Times science blogger John Tierney beamed the spotlight on CTC big-time in his front-page blog today:
If you thought there was something missing in the energy section of the State of the Union Address, there’s a new Web site to fill in the gap.
President Bush last night dutifully mentioned the "serious challenge of global climate change" and reeled off ways to address it – burn less gasoline, subsidize other forms of energy. In the Democrats’ response, Sen. James Webb of Virginia dutifully talked of "affirmative solutions" and "a wave of entrepreneurial growth in the form of alternate energy programs." But neither he nor Mr. Bush went anywhere near economists’ favorite prescription for slowing global warming: a carbon tax.
The tax is taboo in Washington, but now there’s a place it dares speak its name: the Carbon Tax Center,
which opened this week with the aim of becoming "the village square for civic and political conversations about the why, who, and how of taxing CO2 emissions in the U.S. and, eventually, the world."
Tierney notes that taxing carbon is an uphill fight. Okay, carbon taxers, let’s start evening the odds. Post a comment on his blog and let the fur fly!
Jonathan Banks says
You could make an argument about a carbon tax being a good way to deal with stationary sources such as power plants (there are more effective ways). However, using a carbon tax to tackle the entire economy’s emissions is a really bad idea. For example, if Congress decided to immediately impose a CO2e tax of $30, that would, after being passed down from the refinery, end up being .30$ on a gallon of gas. We aren’t going to change the automotive sector or the automotive consumer on .30$ a gallon. We have to deal with the auto sector in a separate fashion than the way we deal with stationary sources.

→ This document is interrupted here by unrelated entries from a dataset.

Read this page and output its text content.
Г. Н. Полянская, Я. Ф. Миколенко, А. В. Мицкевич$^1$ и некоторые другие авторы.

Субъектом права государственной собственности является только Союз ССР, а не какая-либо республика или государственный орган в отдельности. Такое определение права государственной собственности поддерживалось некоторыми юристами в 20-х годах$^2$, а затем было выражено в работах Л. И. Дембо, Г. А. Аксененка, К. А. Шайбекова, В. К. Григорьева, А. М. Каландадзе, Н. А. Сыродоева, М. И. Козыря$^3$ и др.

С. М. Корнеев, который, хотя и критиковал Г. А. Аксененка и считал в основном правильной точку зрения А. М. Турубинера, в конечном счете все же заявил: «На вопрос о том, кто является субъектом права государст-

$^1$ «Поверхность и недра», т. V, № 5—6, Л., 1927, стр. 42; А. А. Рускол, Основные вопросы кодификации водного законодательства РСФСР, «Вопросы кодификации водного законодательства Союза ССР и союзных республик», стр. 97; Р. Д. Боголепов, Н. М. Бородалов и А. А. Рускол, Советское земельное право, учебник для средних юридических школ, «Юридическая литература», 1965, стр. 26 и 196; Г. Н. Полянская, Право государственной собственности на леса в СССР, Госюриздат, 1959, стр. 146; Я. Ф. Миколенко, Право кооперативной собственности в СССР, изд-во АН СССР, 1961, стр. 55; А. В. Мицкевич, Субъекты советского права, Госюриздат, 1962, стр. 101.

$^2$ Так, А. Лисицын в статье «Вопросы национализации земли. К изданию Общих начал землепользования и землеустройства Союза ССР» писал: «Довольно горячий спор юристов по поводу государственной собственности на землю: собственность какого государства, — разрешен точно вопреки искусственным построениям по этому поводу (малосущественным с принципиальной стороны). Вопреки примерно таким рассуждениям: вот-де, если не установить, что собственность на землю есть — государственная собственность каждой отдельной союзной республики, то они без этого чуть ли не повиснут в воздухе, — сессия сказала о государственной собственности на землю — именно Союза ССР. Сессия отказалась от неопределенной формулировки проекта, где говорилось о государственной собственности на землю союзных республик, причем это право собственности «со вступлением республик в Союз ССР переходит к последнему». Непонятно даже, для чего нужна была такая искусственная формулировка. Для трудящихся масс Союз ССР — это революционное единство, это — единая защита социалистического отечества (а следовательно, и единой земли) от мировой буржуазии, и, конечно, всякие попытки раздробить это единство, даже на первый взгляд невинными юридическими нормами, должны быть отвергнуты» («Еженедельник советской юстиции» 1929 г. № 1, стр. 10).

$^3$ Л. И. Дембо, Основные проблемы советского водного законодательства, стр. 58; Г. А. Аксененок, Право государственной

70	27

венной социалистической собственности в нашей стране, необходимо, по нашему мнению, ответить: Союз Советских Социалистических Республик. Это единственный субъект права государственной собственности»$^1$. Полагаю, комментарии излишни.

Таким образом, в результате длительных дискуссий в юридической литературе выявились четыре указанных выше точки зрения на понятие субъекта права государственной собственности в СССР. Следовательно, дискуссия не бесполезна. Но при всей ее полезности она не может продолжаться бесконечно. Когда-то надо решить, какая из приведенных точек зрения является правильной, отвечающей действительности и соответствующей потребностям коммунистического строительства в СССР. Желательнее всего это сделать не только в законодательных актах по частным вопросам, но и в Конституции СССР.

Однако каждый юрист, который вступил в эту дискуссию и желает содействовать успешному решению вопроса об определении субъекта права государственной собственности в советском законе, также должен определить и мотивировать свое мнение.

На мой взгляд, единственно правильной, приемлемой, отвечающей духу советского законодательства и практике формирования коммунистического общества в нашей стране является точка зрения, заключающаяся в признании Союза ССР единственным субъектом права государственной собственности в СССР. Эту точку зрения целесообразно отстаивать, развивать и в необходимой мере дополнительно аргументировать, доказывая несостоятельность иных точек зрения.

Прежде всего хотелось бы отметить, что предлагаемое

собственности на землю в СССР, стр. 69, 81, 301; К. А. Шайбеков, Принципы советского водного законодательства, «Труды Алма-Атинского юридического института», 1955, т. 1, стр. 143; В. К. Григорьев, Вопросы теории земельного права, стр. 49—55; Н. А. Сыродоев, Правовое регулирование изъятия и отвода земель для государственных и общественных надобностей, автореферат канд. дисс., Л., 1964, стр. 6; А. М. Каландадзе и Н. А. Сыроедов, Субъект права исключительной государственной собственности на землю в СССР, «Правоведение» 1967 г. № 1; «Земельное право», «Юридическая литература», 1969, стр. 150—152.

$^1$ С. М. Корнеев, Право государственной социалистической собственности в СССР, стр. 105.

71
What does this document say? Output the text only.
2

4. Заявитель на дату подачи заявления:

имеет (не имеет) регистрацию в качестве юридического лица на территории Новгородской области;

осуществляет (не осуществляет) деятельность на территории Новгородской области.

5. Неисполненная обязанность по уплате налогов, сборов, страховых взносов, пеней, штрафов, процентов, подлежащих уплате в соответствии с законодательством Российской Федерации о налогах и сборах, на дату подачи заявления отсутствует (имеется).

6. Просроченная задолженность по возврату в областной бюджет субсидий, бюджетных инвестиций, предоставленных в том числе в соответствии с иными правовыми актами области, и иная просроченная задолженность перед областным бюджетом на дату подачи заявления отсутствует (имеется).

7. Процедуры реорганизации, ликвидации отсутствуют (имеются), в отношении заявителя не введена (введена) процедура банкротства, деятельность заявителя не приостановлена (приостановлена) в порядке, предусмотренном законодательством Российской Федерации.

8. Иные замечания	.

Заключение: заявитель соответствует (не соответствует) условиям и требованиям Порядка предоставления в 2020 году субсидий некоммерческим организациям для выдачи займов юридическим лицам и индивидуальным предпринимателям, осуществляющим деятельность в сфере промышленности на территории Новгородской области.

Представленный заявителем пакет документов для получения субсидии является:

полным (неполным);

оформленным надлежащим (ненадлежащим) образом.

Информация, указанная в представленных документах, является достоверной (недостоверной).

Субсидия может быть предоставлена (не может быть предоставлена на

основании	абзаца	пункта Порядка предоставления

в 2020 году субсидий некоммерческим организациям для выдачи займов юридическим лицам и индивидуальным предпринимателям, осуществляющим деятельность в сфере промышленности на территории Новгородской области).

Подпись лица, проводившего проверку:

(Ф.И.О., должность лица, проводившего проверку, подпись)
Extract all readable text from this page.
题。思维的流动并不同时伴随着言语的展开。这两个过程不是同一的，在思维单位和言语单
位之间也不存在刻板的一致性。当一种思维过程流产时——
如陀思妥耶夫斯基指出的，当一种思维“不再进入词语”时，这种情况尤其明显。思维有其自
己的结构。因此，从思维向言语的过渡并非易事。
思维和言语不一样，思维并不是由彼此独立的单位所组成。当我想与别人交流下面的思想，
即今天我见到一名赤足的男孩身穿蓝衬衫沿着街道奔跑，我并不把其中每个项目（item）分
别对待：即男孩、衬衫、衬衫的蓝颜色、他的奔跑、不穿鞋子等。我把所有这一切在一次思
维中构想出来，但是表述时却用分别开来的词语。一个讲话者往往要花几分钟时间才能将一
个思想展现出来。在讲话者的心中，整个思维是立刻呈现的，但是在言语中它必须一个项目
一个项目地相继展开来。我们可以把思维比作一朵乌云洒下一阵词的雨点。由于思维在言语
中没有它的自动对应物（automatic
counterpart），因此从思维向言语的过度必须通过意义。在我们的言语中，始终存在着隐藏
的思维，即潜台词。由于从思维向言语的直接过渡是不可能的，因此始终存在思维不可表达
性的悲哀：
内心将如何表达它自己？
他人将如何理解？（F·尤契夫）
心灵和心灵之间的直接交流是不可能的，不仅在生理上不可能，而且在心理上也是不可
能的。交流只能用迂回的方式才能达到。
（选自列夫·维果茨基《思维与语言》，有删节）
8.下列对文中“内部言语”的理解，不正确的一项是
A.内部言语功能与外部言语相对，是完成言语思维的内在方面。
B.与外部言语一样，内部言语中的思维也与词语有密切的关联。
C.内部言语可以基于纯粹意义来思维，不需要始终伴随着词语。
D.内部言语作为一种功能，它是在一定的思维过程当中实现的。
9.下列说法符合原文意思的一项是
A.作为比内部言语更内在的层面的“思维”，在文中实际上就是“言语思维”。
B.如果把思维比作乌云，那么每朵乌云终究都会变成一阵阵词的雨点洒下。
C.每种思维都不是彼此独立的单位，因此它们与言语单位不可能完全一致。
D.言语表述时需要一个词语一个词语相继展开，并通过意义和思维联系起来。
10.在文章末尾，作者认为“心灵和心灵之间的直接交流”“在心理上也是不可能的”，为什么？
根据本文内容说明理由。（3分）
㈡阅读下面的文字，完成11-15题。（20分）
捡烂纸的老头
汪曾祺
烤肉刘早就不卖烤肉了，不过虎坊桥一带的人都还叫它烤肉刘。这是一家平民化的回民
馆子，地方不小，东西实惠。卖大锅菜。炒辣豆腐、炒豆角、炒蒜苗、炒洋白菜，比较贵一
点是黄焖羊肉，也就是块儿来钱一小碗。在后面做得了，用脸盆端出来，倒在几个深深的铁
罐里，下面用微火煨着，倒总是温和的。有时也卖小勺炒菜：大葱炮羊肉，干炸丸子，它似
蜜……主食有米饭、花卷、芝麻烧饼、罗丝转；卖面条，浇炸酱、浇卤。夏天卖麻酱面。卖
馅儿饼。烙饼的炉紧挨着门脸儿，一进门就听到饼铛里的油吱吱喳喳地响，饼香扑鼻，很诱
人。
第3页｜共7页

I’m all for the carbon tax and do hope policians step up to the plate sooner rather than later with implementing it. I’m just wondering how dietary choices would be handled since eating meat contributes more to GHG than transportation: "According
to a new report published by the United Nations Food and Agriculture
Organization, the livestock sector generates more greenhouse gas
emissions as measured in CO2 equivalent — 18 percent — than transport.
It is also a major source of land and water degradation." (http://www.wellfedworld.org/globalwarming.htm) This was conveniently left out of An Inconvenient Truth and doesn’t seem to be addressed anywhere on your website, either.
Nancy Anderson says
Are carbon taxes and cap & trade schemes mutually exclusive in all domains? Since cap & trade is currently the hot paradigm, I hope to see you address this.
Jonathan — A 30 cent a gallon gas tax would indeed reduce use of gasoline and the associated CO2 emissions — by around 5%, based on the long-term price-elasticity of 40% we assume. More importantly, repeating this step multiple times would have a multiple impact. This isn’t to say that a gas or carbon tax alone is the solution, rather that a carbon tax is essential to support sector-specific initiatives as well as to reach into all of the economy’s nooks and crannies that can’t be reached by efficiency standards alone.
Allison — I agree that livestock are an important source of global-warming gases. However, I’m a little wary of the conclusions being drawn from the FAO report. Since transport — not just passenger cars but air travel as well (but excluding freight movement) — accounts for around 25% of CO2 emissions, its share would seem to exceed the 18% that FAO evidently ascribes to livestock. But we at CTC would be thrilled if you could help get us up to speed. Please send us the link to the FAO report itself? And perhaps you can let us know if there are low-emission ways to raise livestock? Thanks.
Nancy — Carbon taxes and cap-and-trade schemes do seem to be alternative rather than complementary. As for the latter being the hot paradigm, I’d simply say that cap-and-trade is the star to which some big wagons have been hitched, perhaps prematurely, on the premise that taxing carbon was too heavy a lift. CTC aims to disprove that. What did you think of our pro-con essay on this on our Issues Page?
Beatriz Cruz says
I am against the carbon tax , we are taxed to the gills already and the Glibal Warming is a hoax and this tax won’t change the weather but it will sure make a lot of already rich people a whole lot richer like Al Gore!